In [27]:
import pandas as pd
trans = pd.read_csv("transactions_filtered_joan.csv").drop(columns=["Unnamed: 0"])[["details","mcategory"]]

https://stackoverflow.com/questions/13636848/is-it-possible-to-do-fuzzy-match-merge-with-python-pandas

In [144]:
# the idea is to create a "fuzzy join" to help assign a category to new transactions by looking at its details. 
# If the details are similar to a previous details we already categorised, then assign the same category. 

# first create a train and a test.
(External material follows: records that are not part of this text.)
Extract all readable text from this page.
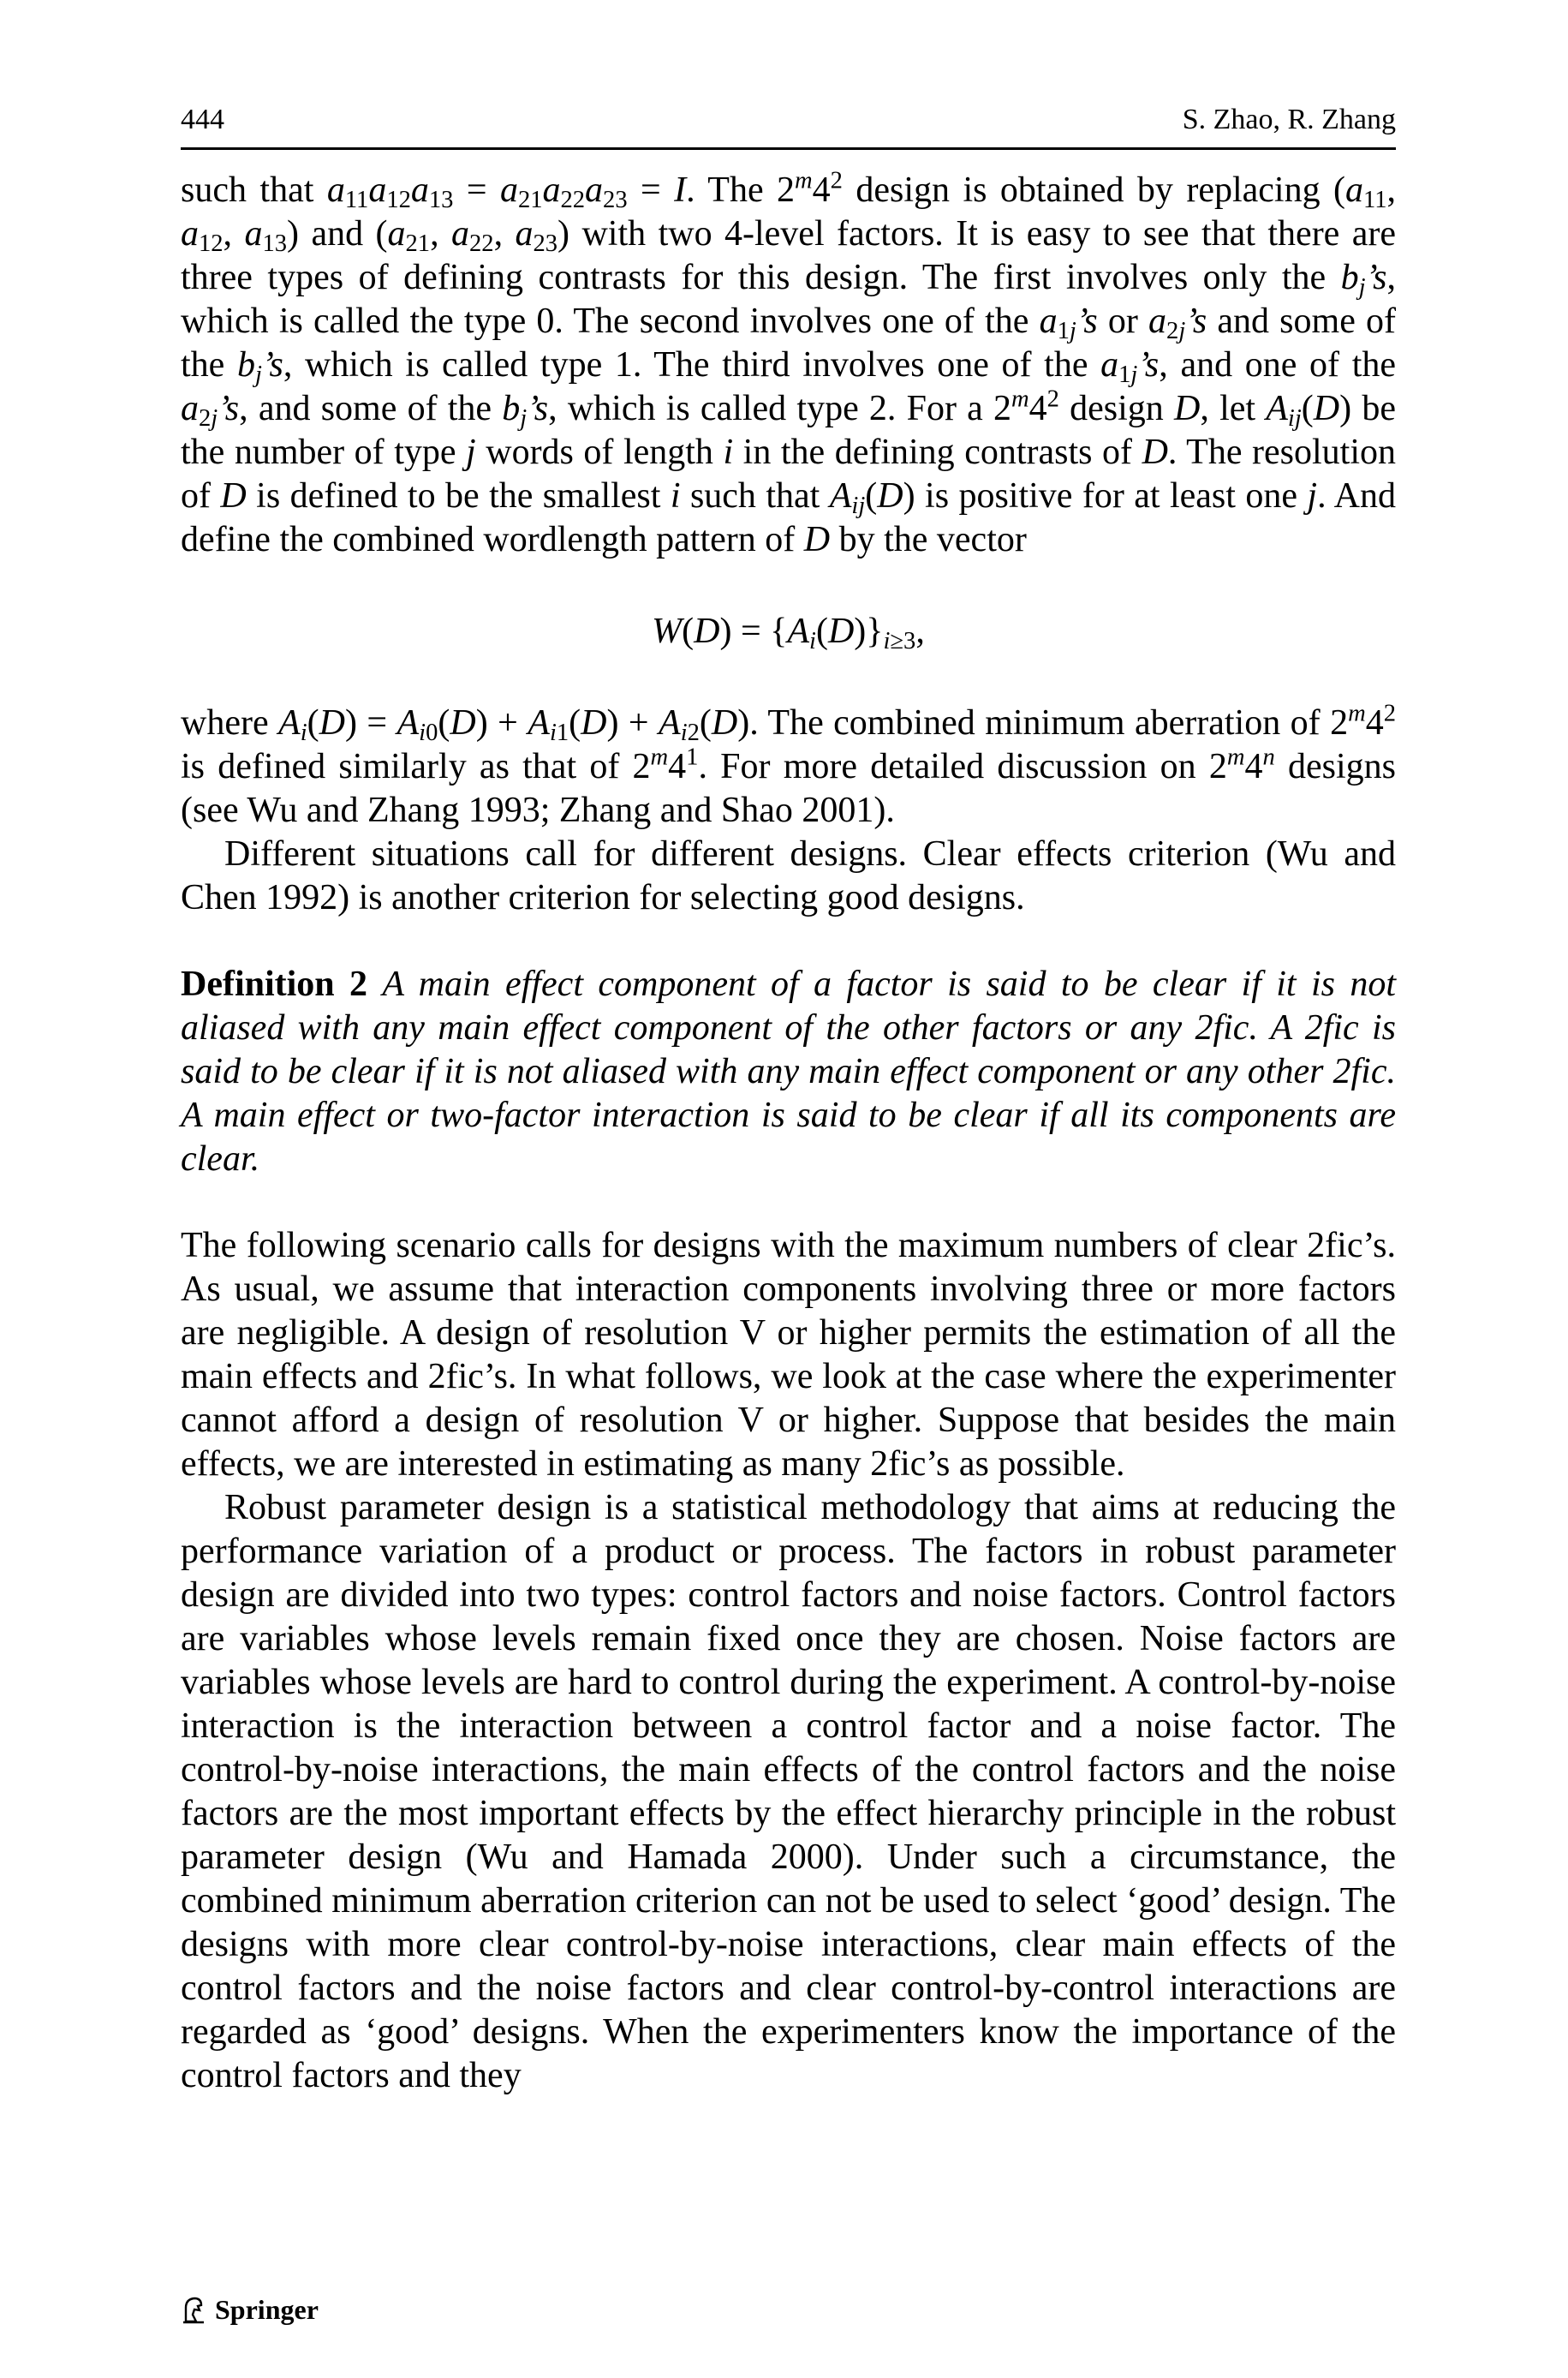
444	S. Zhao, R. Zhang

such that $a_{11}a_{12}a_{13} = a_{21}a_{22}a_{23} = I$. The $2^m4^2$ design is obtained by replacing ($a_{11}$, $a_{12}$, $a_{13}$) and ($a_{21}$, $a_{22}$, $a_{23}$) with two 4-level factors. It is easy to see that there are three types of defining contrasts for this design. The first involves only the $b_j’s$, which is called the type 0. The second involves one of the $a_{1j}’s$ or $a_{2j}’s$ and some of the $b_j’s$, which is called type 1. The third involves one of the $a_{1j}’s$, and one of the $a_{2j}’s$, and some of the $b_j’s$, which is called type 2. For a $2^m4^2$ design D, let $A_{ij}(D)$ be the number of type j words of length i in the defining contrasts of D. The resolution of D is defined to be the smallest i such that $A_{ij}(D)$ is positive for at least one j. And define the combined wordlength pattern of D by the vector

$W(D) = \{A_i(D)\}_{i\ge 3}$,

where $A_i(D) = A_{i0}(D) + A_{i1}(D) + A_{i2}(D)$. The combined minimum aberration of $2^m4^2$ is defined similarly as that of $2^m4^1$. For more detailed discussion on 2$^m$4$^n$ designs (see Wu and Zhang 1993; Zhang and Shao 2001).

Different situations call for different designs. Clear effects criterion (Wu and Chen 1992) is another criterion for selecting good designs.

Definition 2 A main effect component of a factor is said to be clear if it is not aliased with any main effect component of the other factors or any 2fic. A 2fic is said to be clear if it is not aliased with any main effect component or any other 2fic. A main effect or two-factor interaction is said to be clear if all its components are clear.

The following scenario calls for designs with the maximum numbers of clear 2fic’s. As usual, we assume that interaction components involving three or more factors are negligible. A design of resolution V or higher permits the estimation of all the main effects and 2fic’s. In what follows, we look at the case where the experimenter cannot afford a design of resolution V or higher. Suppose that besides the main effects, we are interested in estimating as many 2fic’s as possible.

Robust parameter design is a statistical methodology that aims at reducing the performance variation of a product or process. The factors in robust parameter design are divided into two types: control factors and noise factors. Control factors are variables whose levels remain fixed once they are chosen. Noise factors are variables whose levels are hard to control during the experiment. A control-by-noise interaction is the interaction between a control factor and a noise factor. The control-by-noise interactions, the main effects of the control factors and the noise factors are the most important effects by the effect hierarchy principle in the robust parameter design (Wu and Hamada 2000). Under such a circumstance, the combined minimum aberration criterion can not be used to select ‘good’ design. The designs with more clear control-by-noise interactions, clear main effects of the control factors and the noise factors and clear control-by-control interactions are regarded as ‘good’ designs. When the experimenters know the importance of the control factors and they

Springer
One will only will contain the transaction details, and the other will contain
# the details and the assigned category
from sklearn.model_selection import train_test_split
X, y = train_test_split(trans, train_size=.8)

# we prepare the data with the detaisl and cateogries
X_no_dupl = X.drop_duplicates()
# as there are some missing values, will force all the detials column to be strings
X_no_dupl["details"] = [str(val) for val in X_no_dupl["details"].tolist()]

# we will only keep the details column and will coerce it into string as we did before
y_no_categ = y.drop(columns=["mcategory"])
y_no_categ["details"] = [str(val) for val in y_no_categ["details"].tolist()]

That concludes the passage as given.